A security flaw founded in Ring’s video doorbell can let others access camera footage even if homeowners have changed their passwords, according to media sources.
This can happen after a Ring device owner gives access to the Ring app to someone else. If it is given to an ex-partner, for example, after the relationship turned sour, the partner may still monitor the activity outside the front door using the camera, and download the video and control the doorbell from the phone as an administrator.
It doesn’t matter how many times Ring device owners have changed the password, the Ring app will never ask users to sign in again after the password is changed.

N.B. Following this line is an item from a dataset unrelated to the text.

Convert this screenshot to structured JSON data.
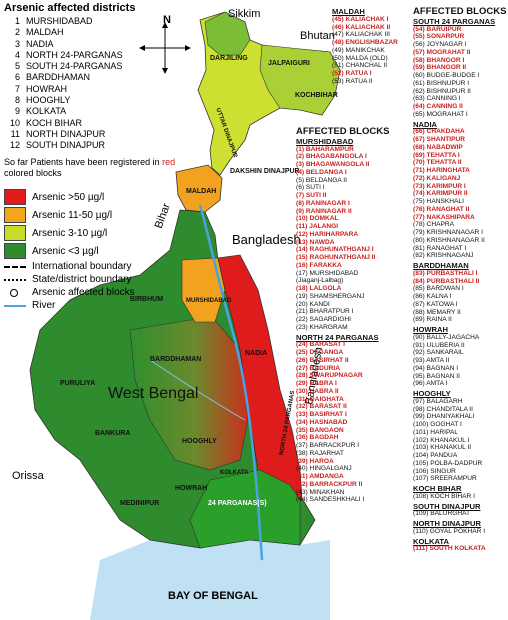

Ring was notified of the issue in early January and claimed to have removed users who were no longer authorized. However, in the test carried out by media outlet The Information’s staff, these ex-users could still access the app for several hours.
Jamie Siminoff, CEO of Ring, has acknowledged the issue and responded that kicking users off the platform apparently slows down the Ring app.
After the issue was reported, Ring made another statement, suggesting that Ring customers should never share their usernames or passwords. The company recommended that other family members or partners sign in via Ring’s “Shared Users” feature.
In this way, device owners have control over who has access and can immediately remove users if they want.
“Our team is taking additional steps to further improve the password change experience,” said Ring in a statement.
Ring was acquired by Amazon for US$1 billion at the beginning of this year. Amazon operates in-home delivery service, the Amazon Key, relying on security devices at the front door such as smart doorbells, door locks and security cameras.
Any security flaws like the one found in Ring will make it difficult for the e-commerce giant to convince people that it’s safe for Amazon’s delivery people to enter their houses when nobody’s home.